If an error similar to the one below appears:
command not found: scubagoggles
Ensure that you have properly configured the virtual environment and have activated the virtual environment using the OS appropriate commands.
Alternatively, to run scubagoggles without installing it as a package, you can replace the scubagoggles
command with python scuba.py
.
If you are unable to view the HTML report in a browser window, the results of the conformance scan can be viewed in their raw JSON format.
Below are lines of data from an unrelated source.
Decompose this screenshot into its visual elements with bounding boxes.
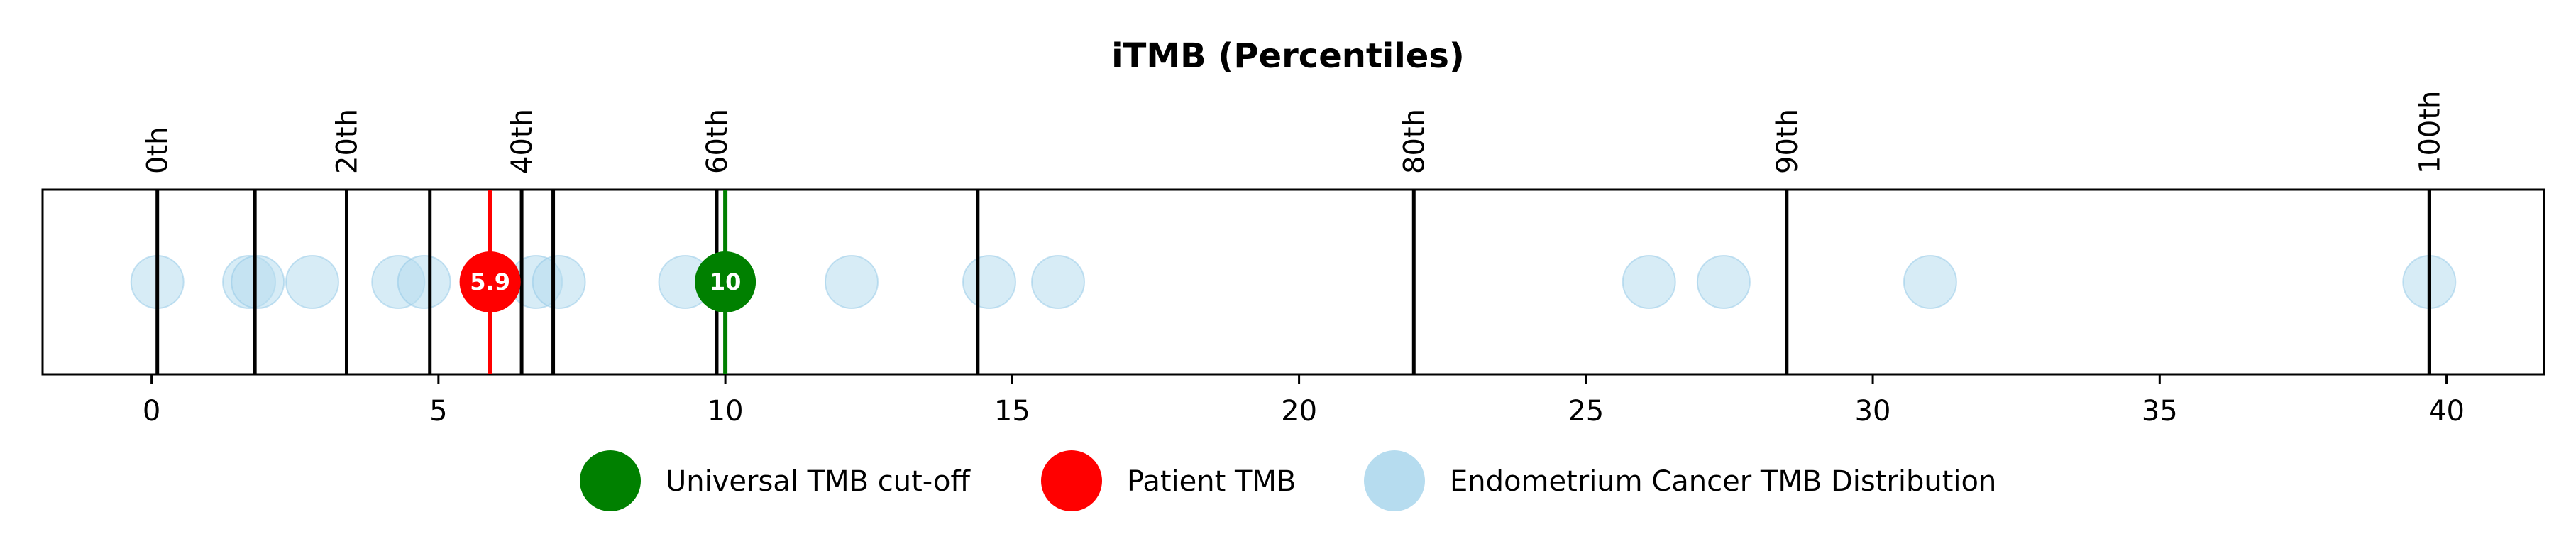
chart-title: iTMB (Percentiles) [1111,36,1465,76]
x-tick-label: 30 [1855,395,1891,428]
legend: Universal TMB cut-off Patient TMB Endometr… [580,450,1996,511]
percentile-label: 100th [2413,91,2446,174]
x-tick-label: 0 [143,395,160,428]
legend-marker [580,450,641,511]
legend-label: Patient TMB [1127,465,1296,498]
distribution-point [1622,255,1676,309]
distribution-point [397,255,451,309]
patient-tmb-value-label: 5.9 [470,268,510,295]
x-tick-label: 35 [2142,395,2178,428]
x-tick-label: 20 [1281,395,1317,428]
distribution-point [285,255,339,309]
legend-marker [1041,450,1102,511]
distribution-point [824,255,879,309]
distribution-point [1903,255,1957,309]
distribution-point [1031,255,1086,309]
x-tick-label: 25 [1568,395,1604,428]
percentile-label: 40th [506,109,539,174]
percentile-label: 20th [331,109,363,174]
distribution-point [962,255,1017,309]
x-tick-label: 10 [708,395,744,428]
percentile-label: 80th [1398,109,1431,174]
legend-marker [1364,450,1425,511]
x-tick-label: 15 [994,395,1030,428]
distribution-point [532,255,586,309]
distribution-point [1696,255,1751,309]
distribution-point [231,255,285,309]
percentile-label: 0th [142,127,175,174]
legend-label: Endometrium Cancer TMB Distribution [1450,465,1996,498]
percentile-label: 60th [701,109,734,174]
x-tick-label: 5 [429,395,447,428]
plot-area: 0 5 10 15 20 25 30 35 40 0th 20th 40th 60th 80th 90th 1… [41,91,2545,428]
x-tick-label: 40 [2428,395,2465,428]
percentile-label: 90th [1771,109,1804,174]
universal-tmb-cut-off-value-label: 10 [710,268,742,295]
plot-frame [41,188,2545,376]
legend-label: Universal TMB cut-off [666,465,971,498]
patient-tmb-marker [459,251,521,312]
universal-tmb-cut-off-marker [695,251,756,312]
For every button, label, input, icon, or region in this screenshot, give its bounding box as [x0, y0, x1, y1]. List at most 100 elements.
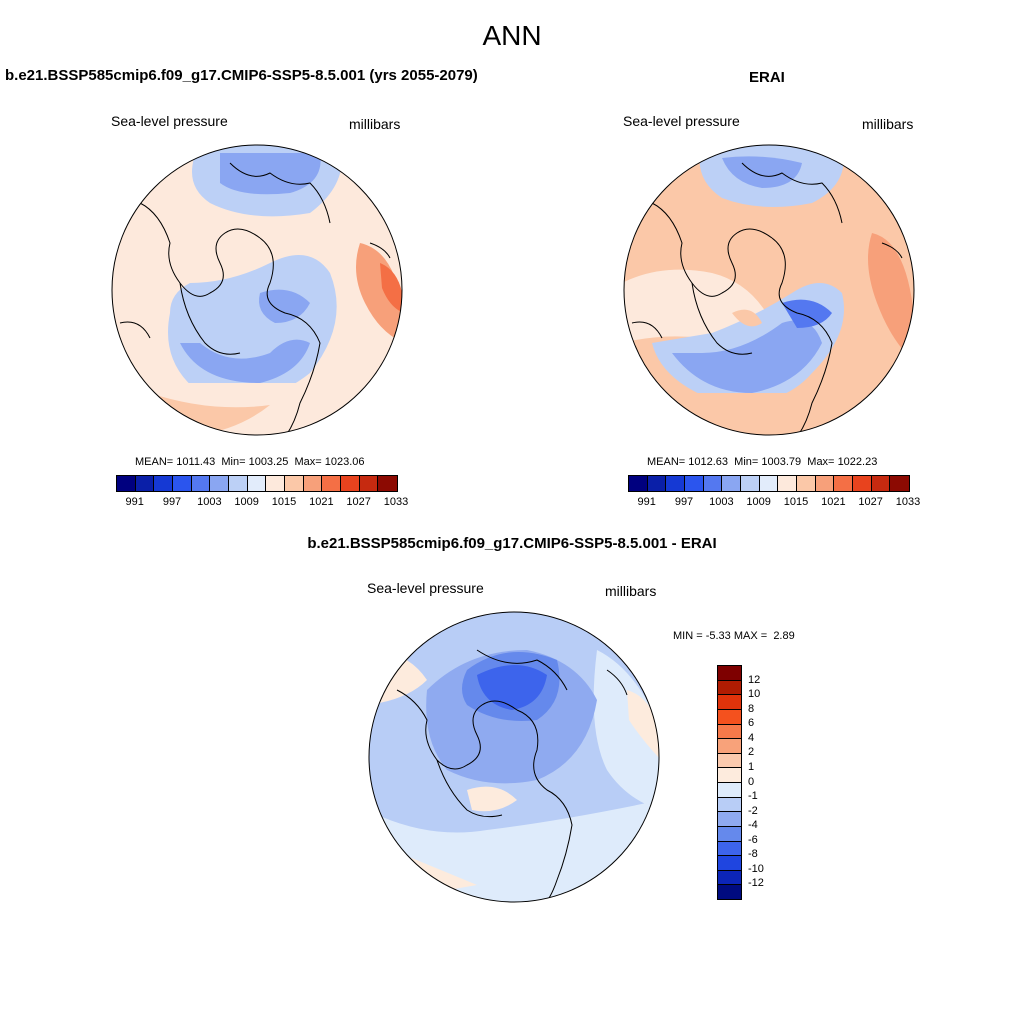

We recommend running the conformance report in quiet mode to stop the web browser from being opened automatically. This can be done with the --quiet
command:
scubagoggles gws --quiet
Once the scan is complete, navigate to the output folder. Within the output folder, we can access the generated HTML reports, or view the results in JSON format.
To view the JSON, open the TestResults.json
file.
Each baseline will appear in the following format:
{
"ActualValue": {
"NonCompliantOUs": []
},
"Criticality": "Shall",
"NoSuchEvent": false,
"PolicyId": "GWS.CHAT.5.1v0.1",
"ReportDetails": "Requirement met in all OUs.",
"RequirementMet": true
},
The RequirementMet
field indicates whether the baseline associated with the given PolicyId is compliant or not.
Unless otherwise noted, this project is distributed under the Creative Commons Zero license. With developer approval, contributions may be submitted with an alternate compatible license. If accepted, those contributions will be listed herein with the appropriate license.